Jordan, however, learned about the on-going demand for Xanax in a different way. Jordan, who is prescribed anxiety medication, said his prescription was often stolen while living in Blanco Residence Hall.

“There were people who were always running around the dorm looking for the pills,” Jordan said. “People always wanted it.”

Jordan agrees Xanax and Adderall are the most commonly abused prescriptions on campus, but has seen other medications frequently abused by Texas State students.

“When I came to college I was offered Xanax, a lot of cough syrups, hydrocodone, Oxycontin, oxycodone and all types of Ritalin,” Jordan said.

Jordan said promethazine cough syrups were popular in the winter.

“There was so much of it going around, but everyone who had it was either taking it to get messed up or selling it, instead of taking it to get better,” Jordan said.

Jordan and Smith said they have both been pressured by friends to share their prescriptions.

“I am not going to lie, I never sold the prescription, but I have given it to my friends a couple times if they needed it,” Jordan said.

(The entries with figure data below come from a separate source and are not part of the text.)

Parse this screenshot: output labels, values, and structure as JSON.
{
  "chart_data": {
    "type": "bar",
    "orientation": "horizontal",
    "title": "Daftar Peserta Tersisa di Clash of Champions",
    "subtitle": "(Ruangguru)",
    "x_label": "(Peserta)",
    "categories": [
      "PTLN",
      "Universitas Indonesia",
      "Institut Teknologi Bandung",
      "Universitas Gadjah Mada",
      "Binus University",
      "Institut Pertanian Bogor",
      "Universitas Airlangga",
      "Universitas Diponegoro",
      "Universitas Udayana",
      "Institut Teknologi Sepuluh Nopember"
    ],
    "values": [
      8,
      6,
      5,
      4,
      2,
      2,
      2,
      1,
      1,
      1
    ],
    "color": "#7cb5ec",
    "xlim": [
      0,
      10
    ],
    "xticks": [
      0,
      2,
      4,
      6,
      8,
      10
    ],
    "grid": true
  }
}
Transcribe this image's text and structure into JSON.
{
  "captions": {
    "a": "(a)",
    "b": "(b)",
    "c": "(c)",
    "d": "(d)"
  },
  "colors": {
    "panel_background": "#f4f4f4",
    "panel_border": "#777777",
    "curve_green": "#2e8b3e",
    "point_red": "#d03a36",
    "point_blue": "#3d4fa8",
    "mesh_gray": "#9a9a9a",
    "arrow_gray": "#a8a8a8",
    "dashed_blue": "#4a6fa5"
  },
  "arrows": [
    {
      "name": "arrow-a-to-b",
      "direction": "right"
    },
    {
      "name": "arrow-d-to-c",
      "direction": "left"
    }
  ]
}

Smith said his friends have been caught with prescription drugs and were charged expensive fines along with court ordered rehab.

Carpenter said prescription drugs are popular with students because it is easily accessible.

“It is advertised everywhere,” Carpenter said. “It’s so easy to go to a doctor and say, ‘I’m feeling this way, and this medication said it can fix it. Can I have some of it?’”

Carpenter said students have a misconception about prescribed drugs.

“They think they are not doing anything wrong, because they are using a manufactured drug made by a legitimate company, and it’s not as bad as doing something like cocaine or heroin,” Carpenter said. “They don’t see that it’s as wrong as using a real drug.”

Carpenter said getting caught with non-prescribed pills can lead to a Class ‘A’ misdemeanor, or a felony depending of the amount and weight of drugs in possession.

“Having somebody’s prescription is an easy way to get into a lot of trouble real quick,” Carpenter said.

Jordan and Smith said seeing prescription pills at parties is common despite the consequences.

“When I see it at parties, it is not shocking at all,” Smith said. “I am used to seeing it all the time, especially on this campus.”